Une asymétrie de pouvoir qui ne dit pas son nom
Qui a le temps de relire une transcription entière après coup ? En pratique, presque personne. Ce qui se joue alors, c'est une nouvelle forme d'avantage : celui qui prend la peine de retourner dans l'archive — pour vérifier une phrase, extraire une citation, reconstituer un engagement pris à la volée — dispose d'une arme que les autres participants n'ont pas anticipée. La réunion transcrite crée un gisement de preuves que seuls les plus méthodiques, ou les plus intéressés, iront exploiter. On croyait démocratiser l'accès à l'information de la réunion ; on a surtout donné un avantage supplémentaire à qui a déjà le réflexe de l'exploiter.
Ce déséquilibre a un cousin plus ancien : celui du contrat écrit face à la parole donnée. Ce n'est pas nouveau que l'écrit serve de recours contre l'oral. Ce qui change, c'est l'échelle — chaque réunion informelle produit désormais, par défaut, ce type de recours, y compris pour des échanges qui n'en avaient jamais eu besoin.
Ce que la délégation cognitive fait vraiment gagner
Il serait injuste de réduire ces outils à leurs effets pervers. Ils libèrent une attention réelle : ne plus avoir à choisir entre écouter et écrire est un vrai gain, en particulier pour les personnes qui, pour des raisons de langue, de trouble de l'attention ou simplement de fatigue, perdaient une part disproportionnée de leur énergie à ce double geste. La bascule est comparable à d'autres délégations de mémoire que l'histoire des techniques a déjà connues : chaque fois qu'une fonction cognitive est déléguée à un support extérieur, on gagne en disponibilité mentale ce qu'on risque de perdre en muscle propre. Ce n'est ni une découverte ni une catastrophe — c'est un arbitrage, et comme tout arbitrage il mérite d'être fait consciemment plutôt que subi.
La vraie question n'est donc pas de savoir si la transcription automatique est une bonne chose pour l'économie de l'attention. C'est de savoir ce qu'on choisit de continuer à faire soi-même, précisément parce qu'on n'y est plus obligé. Certaines équipes ont commencé, presque par instinct, à distinguer deux régimes de réunion : celles qu'on laisse s'enregistrer parce qu'elles produisent des décisions traçables et des engagements à tenir, et celles qu'on protège volontairement de tout micro parce qu'elles ont besoin, pour être utiles, de rester non observées.

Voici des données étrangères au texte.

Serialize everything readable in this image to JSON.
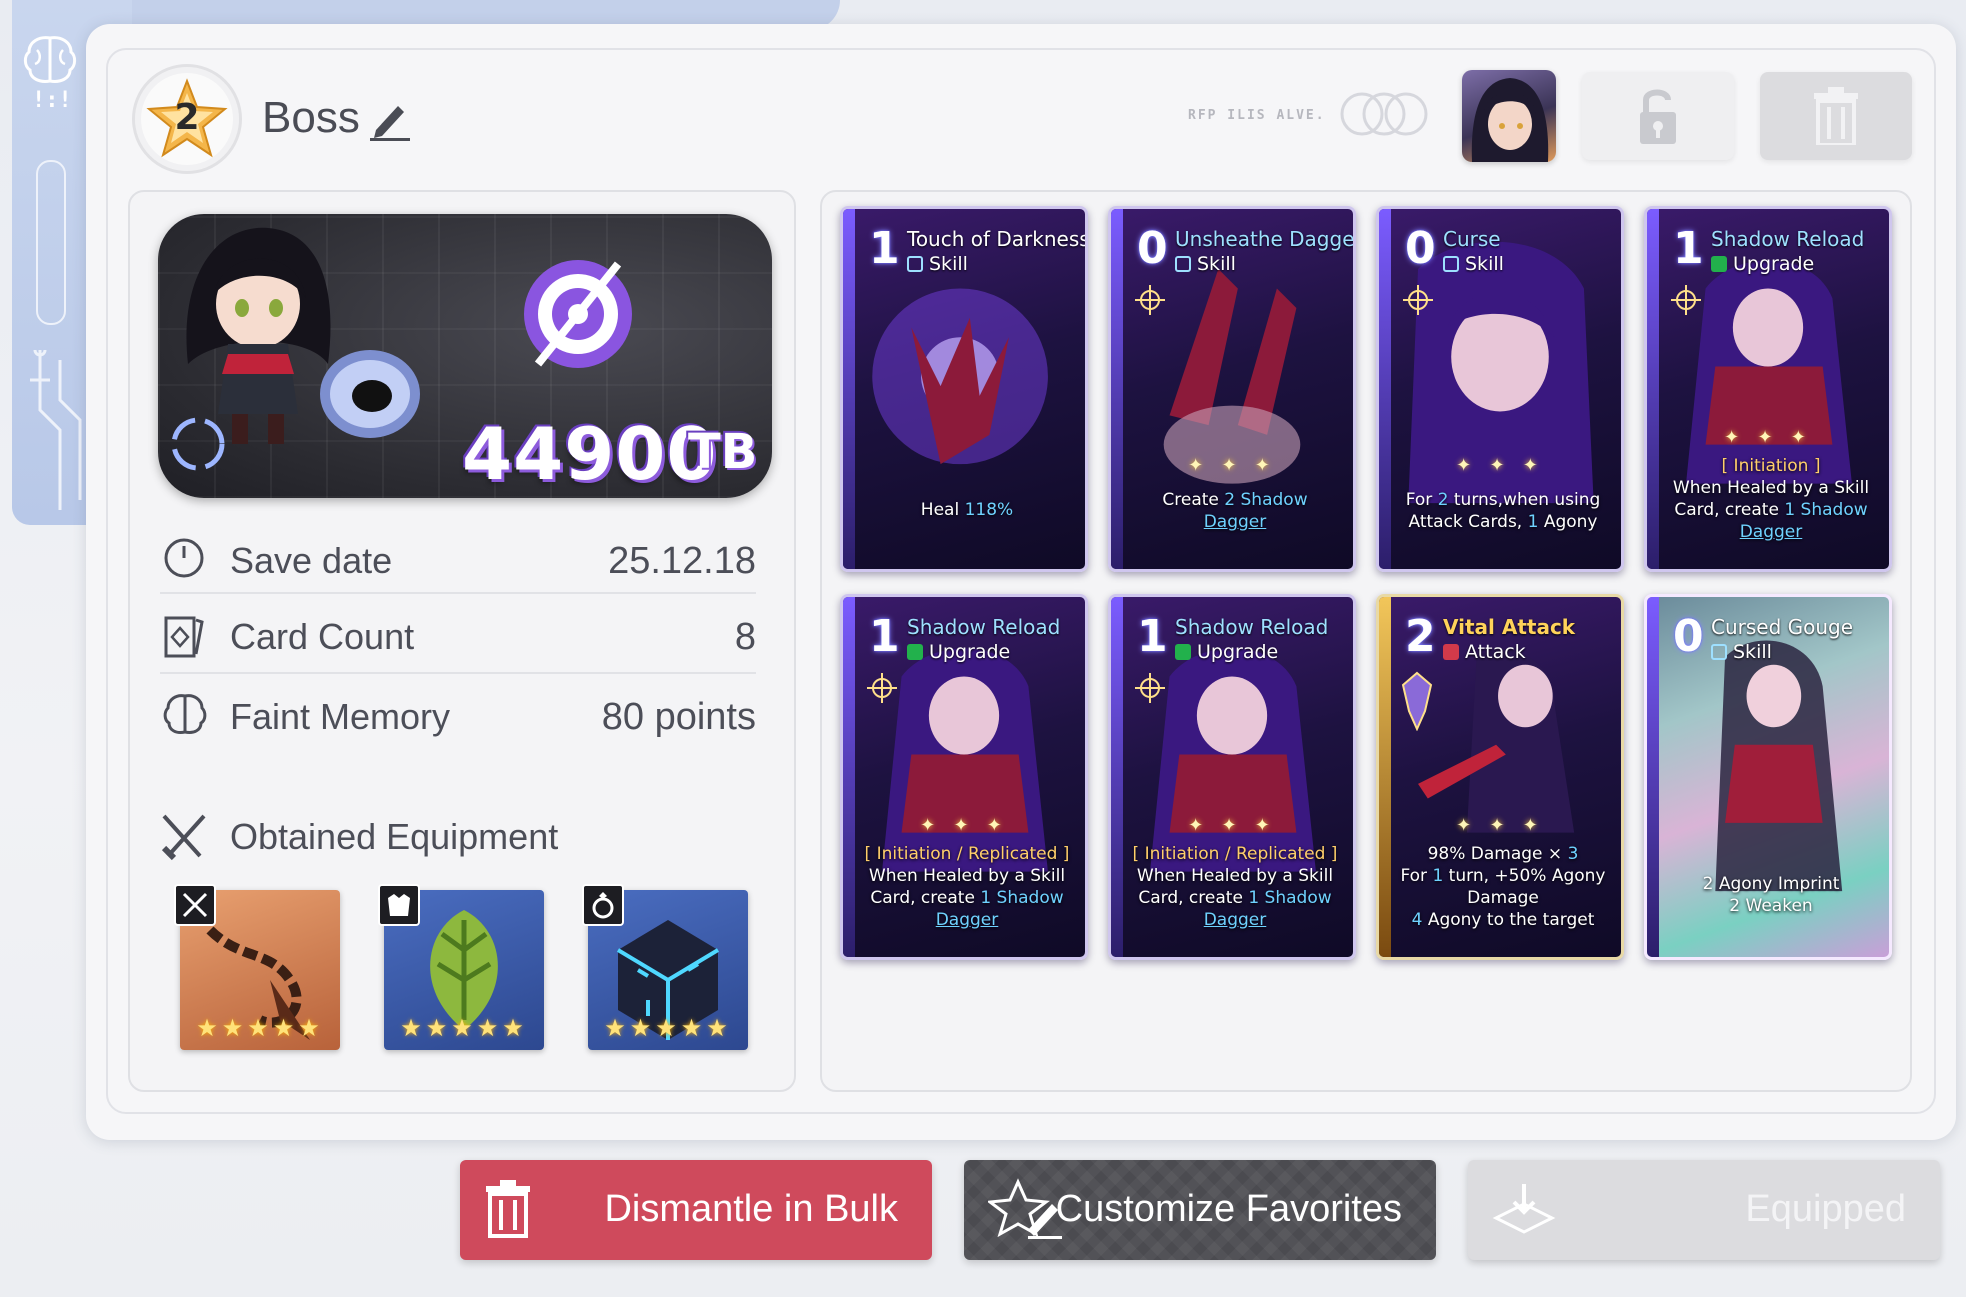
{
  "header": {
    "level": "2",
    "title": "Boss",
    "code_text": "RFP ILIS ALVE."
  },
  "summary": {
    "value": "44900",
    "unit": "TB"
  },
  "info": [
    {
      "label": "Save date",
      "value": "25.12.18",
      "icon": "clock-icon"
    },
    {
      "label": "Card Count",
      "value": "8",
      "icon": "cards-icon"
    },
    {
      "label": "Faint Memory",
      "value": "80 points",
      "icon": "brain-icon"
    }
  ],
  "equipment": {
    "title": "Obtained Equipment",
    "items": [
      {
        "slot": "weapon-icon",
        "stars": "★★★★★",
        "color": "#d98a4e"
      },
      {
        "slot": "armor-icon",
        "stars": "★★★★★",
        "color": "#3d5ea8"
      },
      {
        "slot": "ring-icon",
        "stars": "★★★★★",
        "color": "#3d5ea8"
      }
    ]
  },
  "cards": [
    {
      "cost": "1",
      "title": "Touch of Darkness",
      "type": "Skill",
      "desc_plain": "Heal ",
      "desc_hl": "118%",
      "desc_end": ""
    },
    {
      "cost": "0",
      "title": "Unsheathe Dagger",
      "type": "Skill",
      "desc_plain": "Create ",
      "desc_hl": "2",
      "desc_mid": " Shadow",
      "desc_link": "Dagger"
    },
    {
      "cost": "0",
      "title": "Curse",
      "type": "Skill",
      "line1_a": "For ",
      "line1_hl": "2",
      "line1_b": " turns,when using",
      "line2_a": "Attack Cards, ",
      "line2_hl": "1",
      "line2_b": " Agony"
    },
    {
      "cost": "1",
      "title": "Shadow Reload",
      "type": "Upgrade",
      "tag": "[ Initiation ]",
      "line1": "When Healed by a Skill",
      "line2_a": "Card, create ",
      "line2_hl": "1",
      "line2_b": " Shadow",
      "link": "Dagger"
    },
    {
      "cost": "1",
      "title": "Shadow Reload",
      "type": "Upgrade",
      "tag": "[ Initiation / Replicated ]",
      "line1": "When Healed by a Skill",
      "line2_a": "Card, create ",
      "line2_hl": "1",
      "line2_b": " Shadow",
      "link": "Dagger"
    },
    {
      "cost": "1",
      "title": "Shadow Reload",
      "type": "Upgrade",
      "tag": "[ Initiation / Replicated ]",
      "line1": "When Healed by a Skill",
      "line2_a": "Card, create ",
      "line2_hl": "1",
      "line2_b": " Shadow",
      "link": "Dagger"
    },
    {
      "cost": "2",
      "title": "Vital Attack",
      "type": "Attack",
      "line1_a": "98% Damage × ",
      "line1_hl": "3",
      "line2_a": "For ",
      "line2_hl": "1",
      "line2_b": " turn, +50% Agony",
      "line3": "Damage",
      "line4_hl": "4",
      "line4_b": " Agony to the target"
    },
    {
      "cost": "0",
      "title": "Cursed Gouge",
      "type": "Skill",
      "line1": "2 Agony Imprint",
      "line2": "2 Weaken"
    }
  ],
  "buttons": {
    "dismantle": "Dismantle in Bulk",
    "customize": "Customize Favorites",
    "equipped": "Equipped"
  },
  "colors": {
    "accent_red": "#cf4a5c",
    "card_purple": "#5b3bb8",
    "highlight_blue": "#6fd2ff",
    "tag_gold": "#ffcf6a"
  }
}
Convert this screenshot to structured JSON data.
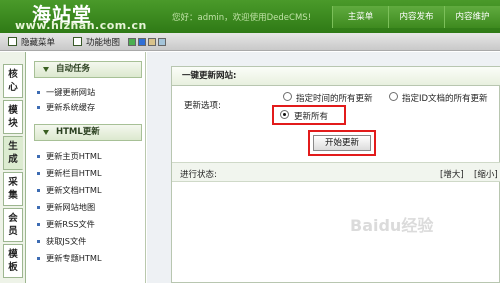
{
  "header": {
    "brand_cn": "海站堂",
    "brand_url": "www.hizhan.com.cn",
    "welcome": "您好：admin，欢迎使用DedeCMS!",
    "nav": [
      "主菜单",
      "内容发布",
      "内容维护"
    ]
  },
  "subbar": {
    "hide_menu": "隐藏菜单",
    "site_map": "功能地图",
    "swatch_colors": [
      "#4caf50",
      "#2f6fd6",
      "#d9c28a",
      "#a4c4d9"
    ]
  },
  "tabs": [
    "核心",
    "模块",
    "生成",
    "采集",
    "会员",
    "模板"
  ],
  "menu": {
    "groups": [
      {
        "title": "自动任务",
        "items": [
          "一键更新网站",
          "更新系统缓存"
        ]
      },
      {
        "title": "HTML更新",
        "items": [
          "更新主页HTML",
          "更新栏目HTML",
          "更新文档HTML",
          "更新网站地图",
          "更新RSS文件",
          "获取JS文件",
          "更新专题HTML"
        ]
      }
    ]
  },
  "panel": {
    "title": "一键更新网站:",
    "option_label": "更新选项:",
    "option_time": "指定时间的所有更新",
    "option_id": "指定ID文档的所有更新",
    "option_all": "更新所有",
    "start_button": "开始更新",
    "status_label": "进行状态:",
    "enlarge": "[增大]",
    "shrink": "[缩小]"
  },
  "watermark": "Baidu经验"
}
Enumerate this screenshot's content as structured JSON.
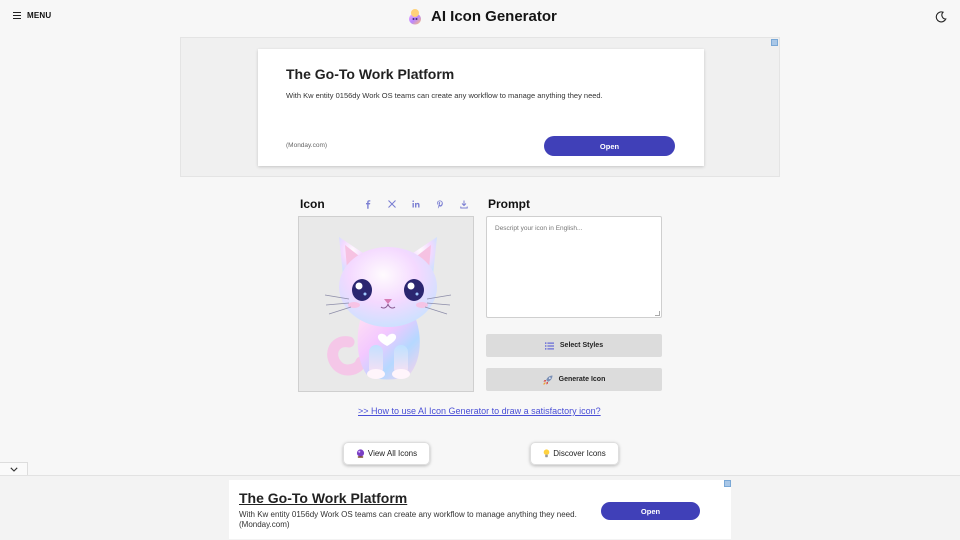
{
  "header": {
    "menu_label": "MENU",
    "title": "AI Icon Generator",
    "theme_icon": "moon-icon"
  },
  "ad_top": {
    "headline": "The Go-To Work Platform",
    "body": "With Kw entity 0156dy Work OS teams can create any workflow to manage anything they need.",
    "source": "(Monday.com)",
    "cta": "Open"
  },
  "icon_panel": {
    "heading": "Icon",
    "share_icons": [
      "facebook-icon",
      "x-icon",
      "linkedin-icon",
      "pinterest-icon",
      "download-icon"
    ],
    "image_subject": "cat"
  },
  "prompt_panel": {
    "heading": "Prompt",
    "placeholder": "Descript your icon in English...",
    "value": "",
    "select_styles_label": "Select Styles",
    "generate_label": "Generate Icon"
  },
  "howto_link": ">> How to use AI Icon Generator to draw a satisfactory icon?",
  "actions": {
    "view_all": "View All Icons",
    "discover": "Discover Icons"
  },
  "ad_bottom": {
    "headline": "The Go-To Work Platform",
    "body": "With Kw entity 0156dy Work OS teams can create any workflow to manage anything they need. (Monday.com)",
    "cta": "Open"
  },
  "colors": {
    "accent": "#4040b8",
    "link": "#4a4fd6",
    "share": "#7b7fd2"
  }
}
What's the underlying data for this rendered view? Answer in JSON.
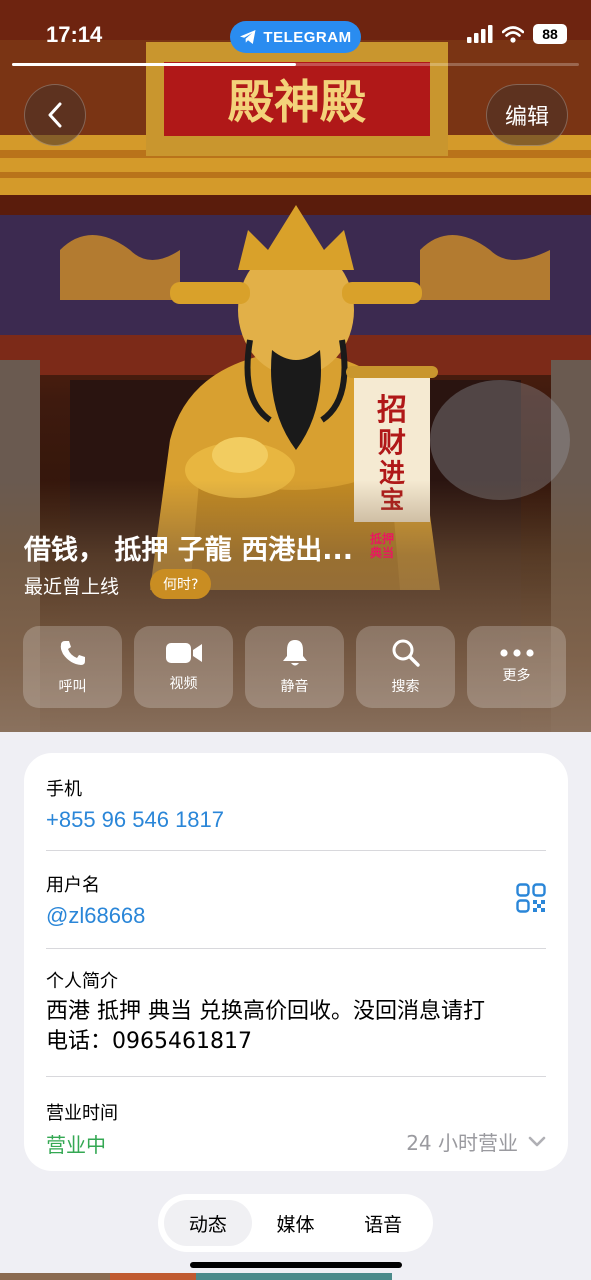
{
  "status_bar": {
    "time": "17:14",
    "app_pill": "TELEGRAM",
    "battery": "88",
    "media_progress": 0.5
  },
  "header": {
    "back_icon": "chevron-left-icon",
    "edit_label": "编辑"
  },
  "hero_image": {
    "plaque_text": "殿神殿",
    "scroll_text": [
      "招",
      "财",
      "进",
      "宝"
    ]
  },
  "profile": {
    "name": "借钱， 抵押 子龍 西港出...",
    "badge_line1": "抵押",
    "badge_line2": "典当",
    "last_seen": "最近曾上线",
    "when_label": "何时?"
  },
  "actions": [
    {
      "icon": "phone-icon",
      "label": "呼叫"
    },
    {
      "icon": "video-icon",
      "label": "视频"
    },
    {
      "icon": "bell-icon",
      "label": "静音"
    },
    {
      "icon": "search-icon",
      "label": "搜索"
    },
    {
      "icon": "more-icon",
      "label": "更多"
    }
  ],
  "info": {
    "phone_label": "手机",
    "phone_value": "+855 96 546 1817",
    "username_label": "用户名",
    "username_value": "@zl68668",
    "bio_label": "个人简介",
    "bio_line1": "西港 抵押 典当 兑换高价回收。没回消息请打",
    "bio_line2": "电话：0965461817",
    "hours_label": "营业时间",
    "hours_status": "营业中",
    "hours_detail": "24 小时营业"
  },
  "tabs": [
    {
      "label": "动态",
      "active": true
    },
    {
      "label": "媒体",
      "active": false
    },
    {
      "label": "语音",
      "active": false
    }
  ],
  "colors": {
    "link_blue": "#2a86d8",
    "open_green": "#34a853",
    "telegram_blue": "#2a8cf0",
    "when_pill": "#c98d22",
    "badge_pink": "#e8195e"
  }
}
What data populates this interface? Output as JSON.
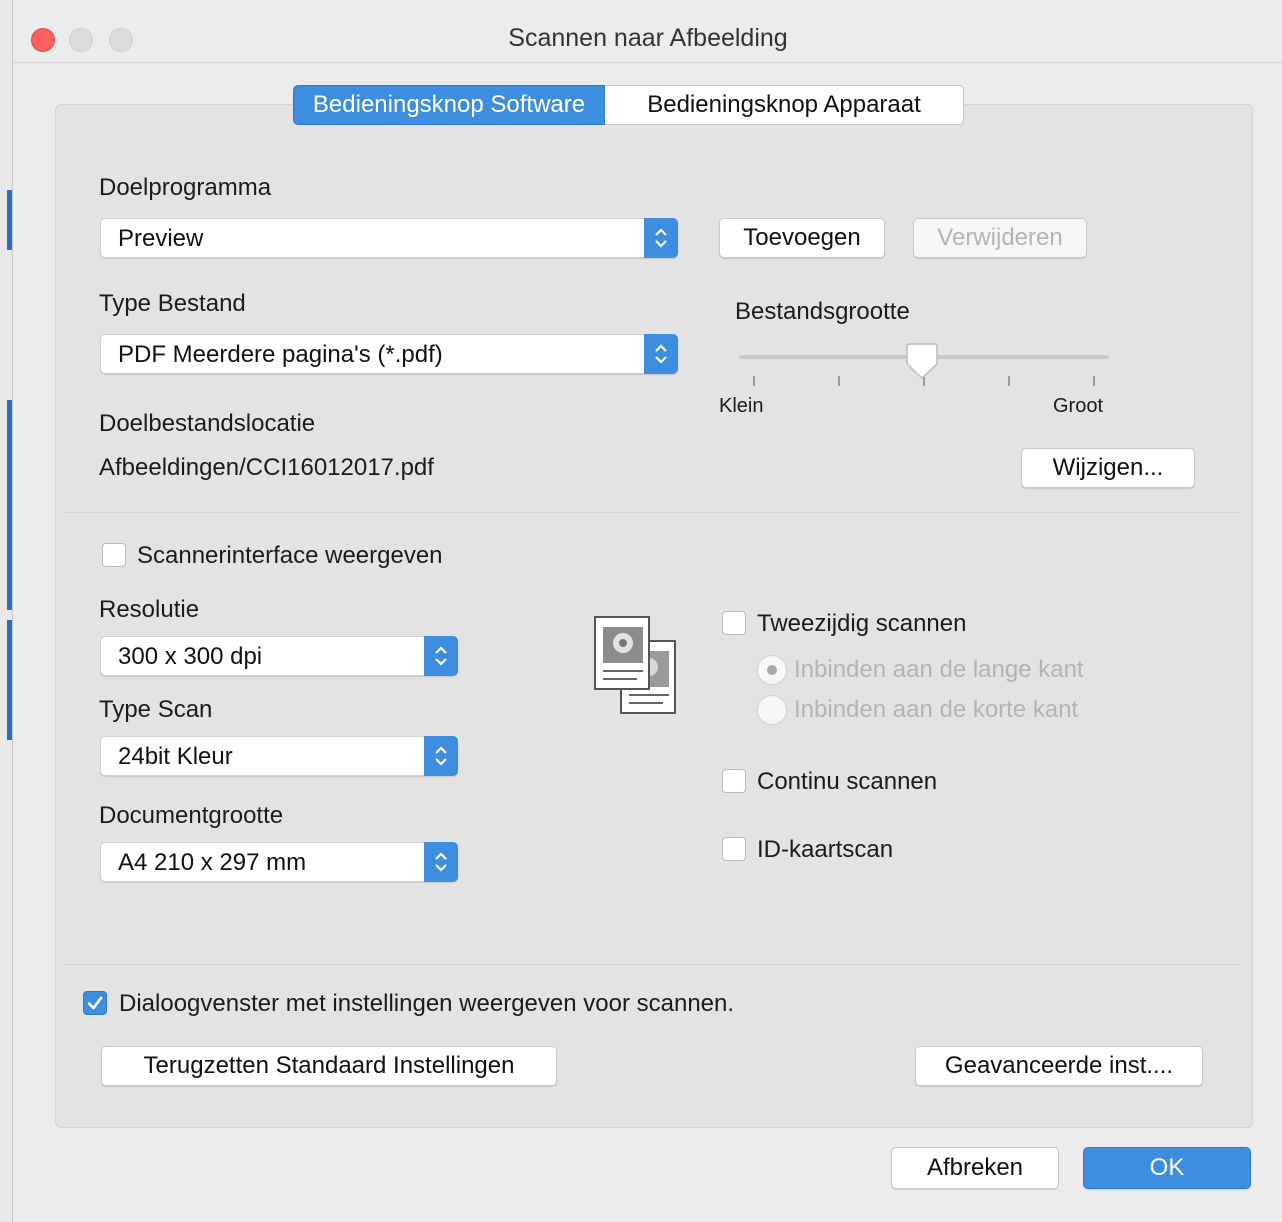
{
  "window": {
    "title": "Scannen naar Afbeelding"
  },
  "tabs": [
    {
      "label": "Bedieningsknop Software",
      "active": true
    },
    {
      "label": "Bedieningsknop Apparaat",
      "active": false
    }
  ],
  "target_app": {
    "label": "Doelprogramma",
    "value": "Preview",
    "add_label": "Toevoegen",
    "remove_label": "Verwijderen"
  },
  "file_type": {
    "label": "Type Bestand",
    "value": "PDF Meerdere pagina's (*.pdf)"
  },
  "file_size": {
    "label": "Bestandsgrootte",
    "min_label": "Klein",
    "max_label": "Groot",
    "level": 0.5
  },
  "destination": {
    "label": "Doelbestandslocatie",
    "path": "Afbeeldingen/CCI16012017.pdf",
    "change_label": "Wijzigen..."
  },
  "scanner_interface": {
    "label": "Scannerinterface weergeven",
    "checked": false
  },
  "resolution": {
    "label": "Resolutie",
    "value": "300 x 300 dpi"
  },
  "scan_type": {
    "label": "Type Scan",
    "value": "24bit Kleur"
  },
  "document_size": {
    "label": "Documentgrootte",
    "value": "A4 210 x 297 mm"
  },
  "duplex": {
    "label": "Tweezijdig scannen",
    "checked": false,
    "long_edge": "Inbinden aan de lange kant",
    "short_edge": "Inbinden aan de korte kant"
  },
  "continuous": {
    "label": "Continu scannen",
    "checked": false
  },
  "id_card": {
    "label": "ID-kaartscan",
    "checked": false
  },
  "show_dialog": {
    "label": "Dialoogvenster met instellingen weergeven voor scannen.",
    "checked": true
  },
  "buttons": {
    "reset": "Terugzetten Standaard Instellingen",
    "advanced": "Geavanceerde inst....",
    "cancel": "Afbreken",
    "ok": "OK"
  },
  "colors": {
    "accent": "#3d8de0",
    "close": "#fc605c"
  }
}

Le luxe retrouvé du non-dit
Ce qui se dessine derrière l'outil, c'est une redéfinition du prix de la parole. Quand tout peut être capté sans effort, ne pas enregistrer devient un choix qui a du sens, et non plus une négligence. La réunion off, sans transcription, sans trace, retrouve une valeur qu'elle avait perdue à force d'être considérée comme l'option par défaut. C'est peut-être la leçon la plus durable de cette génération d'outils : ils n'ont pas seulement changé la manière dont on garde une trace des réunions. Ils ont rendu visible, par contraste, la valeur de tout ce qui choisit de ne pas en laisser.